PeninsulaLa fulgurante ascension de la sauce XO trouve sa source à Hong Kong derrière les fourneaux de l’hôtel Peninsula en 1986, il y a tout juste 30 ans. S’apprêtant à ouvrir les portes d’un nouveau restaurant de cuisine cantonaise baptisé Spring Moon 嘉麟楼 Gaa Leon Lau, l’hôtel s’offre les services du déjà illustre Taam Sek Wing 談錫永 (aussi connu sous son nom d’auteur Wong Ting Zi 王亭之).Taam Sek Wing 談錫永 L’homme, toujours bien portant après 81 printemps, est une figure majeure du bouddhisme en Chine et sur le continent américain. Intellectuel, écrivain, poète, peintre, traducteur, calligraphe, maître feng shui, éditeur, cet érudit touche-à-tout est également fin gourmet à ses heures perdues. À vrai dire, il a fait du savoir manger un thème essentiel de son oeuvre littéraire.

Au fastueux hôtel de la baie de Kowloon, le maître avait pour mission de concocter un met haut de gamme qui deviendrait la signature du nouvel établissement. Pas question pour autant d’utiliser les mêmes ficelles que la concurrence. Ormeaux, ailerons de requins, nid d’hirondelles, concombres de mer et autres vessies de poisson déjà omniprésents sur les grandes tables de la ville ne pouvaient faire partie de l’équation. S’inspirant des condiments épicés du sud-est asiatique comme le sambal belacan malaisien et la sauce satay 沙茶醬 chinoise, Maître Taam Sek Wing a imaginé une curieuse mixture associant produits de la terre et de la mer.

Les deux piliers de la recette sont en effet le pétoncle séché 乾瑤柱 Gon Jiu Cyu et le jambon du Yúnnán 云腿 yún tuǐ. Finement émincés, ils développent une puissance aromatique sans pareille. Des crevettes séchées et des œufs de crevettes sont là ensuite pour accentuer le côté iodé et apporter de la finesse. Du piment rouge, de l’échalote et de l’ail amènent enfin ce qu’il faut de piquant. L’ensemble est odorant, gras, fondant, huileux, mordant, relevé. Bref, diabolique !

Sauce XO Hong Kong

Sauce XO Mrs So’s 蘇太名醬

Même si le pétoncle séché et le jambon du Yúnnán étaient déjà des produits nobles du terroir chinois, la recette manquait encore d’attrait pour répondre aux ambitions du palace. L’idée fût ainsi avancée de la nommer Sauce XO (XO醬) en référence à l’appellation commerciale ayant cours dans le monde du Cognac pour désigner une eau-de-vie vieillie un minimum de six années (XO pour eXtra gOld). La boisson charentaise étant très appréciée des hongkongais fortunés de l’époque, la réutilisation de cette appellation leur a semblé parfaitement adapté. La mayonnaise a pris puisque le mot XO est devenu un adjectif générique couramment employé pour mettre en avant le caractère prestigieux d’un objet ou d’un plat.

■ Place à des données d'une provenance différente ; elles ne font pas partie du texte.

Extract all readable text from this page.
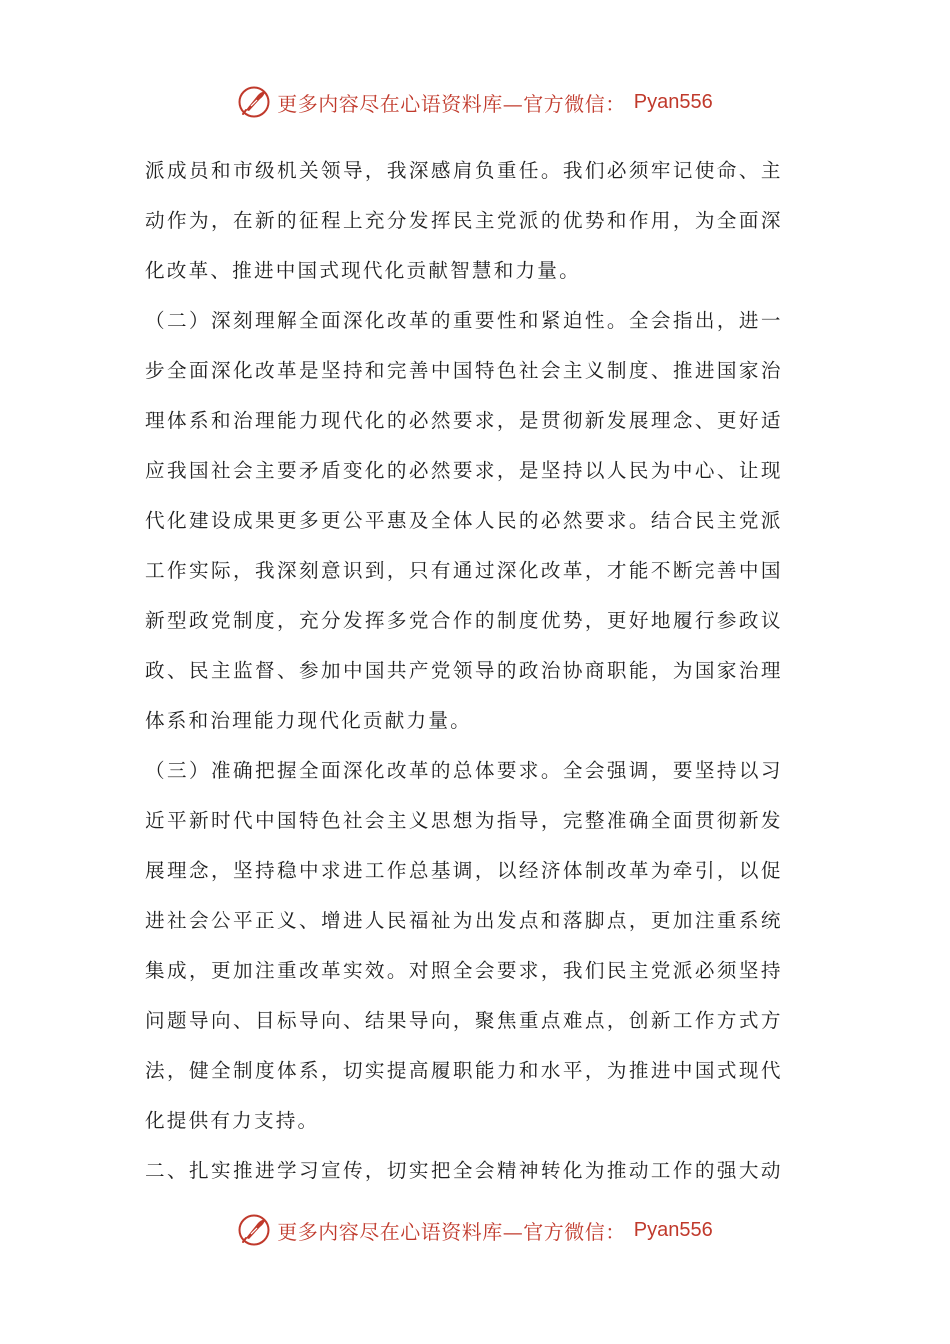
更多内容尽在心语资料库—官方微信： Pyan556
派成员和市级机关领导，我深感肩负重任。我们必须牢记使命、主
动作为，在新的征程上充分发挥民主党派的优势和作用，为全面深
化改革、推进中国式现代化贡献智慧和力量。
（二）深刻理解全面深化改革的重要性和紧迫性。全会指出，进一
步全面深化改革是坚持和完善中国特色社会主义制度、推进国家治
理体系和治理能力现代化的必然要求，是贯彻新发展理念、更好适
应我国社会主要矛盾变化的必然要求，是坚持以人民为中心、让现
代化建设成果更多更公平惠及全体人民的必然要求。结合民主党派
工作实际，我深刻意识到，只有通过深化改革，才能不断完善中国
新型政党制度，充分发挥多党合作的制度优势，更好地履行参政议
政、民主监督、参加中国共产党领导的政治协商职能，为国家治理
体系和治理能力现代化贡献力量。
（三）准确把握全面深化改革的总体要求。全会强调，要坚持以习
近平新时代中国特色社会主义思想为指导，完整准确全面贯彻新发
展理念，坚持稳中求进工作总基调，以经济体制改革为牵引，以促
进社会公平正义、增进人民福祉为出发点和落脚点，更加注重系统
集成，更加注重改革实效。对照全会要求，我们民主党派必须坚持
问题导向、目标导向、结果导向，聚焦重点难点，创新工作方式方
法，健全制度体系，切实提高履职能力和水平，为推进中国式现代
化提供有力支持。
二、扎实推进学习宣传，切实把全会精神转化为推动工作的强大动
更多内容尽在心语资料库—官方微信： Pyan556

Une recette secrète mais largement copiée

À Hong Kong, le sport national entre les restaurants est de copier sans vergogne les recettes en vogue des voisins. Celle de la Sauce XO, bien que longtemps couverte par le secret professionnel, n’a pas échappé au phénomène. Très vite le condiment star s’est retrouvé sur tous les menus des établissements de standing renvoyant une image de luxe aux clients.

Sauce XO Hong Kong
Nouilles sautées aux oignons et Sauce XO (Shanghai Min 小南國)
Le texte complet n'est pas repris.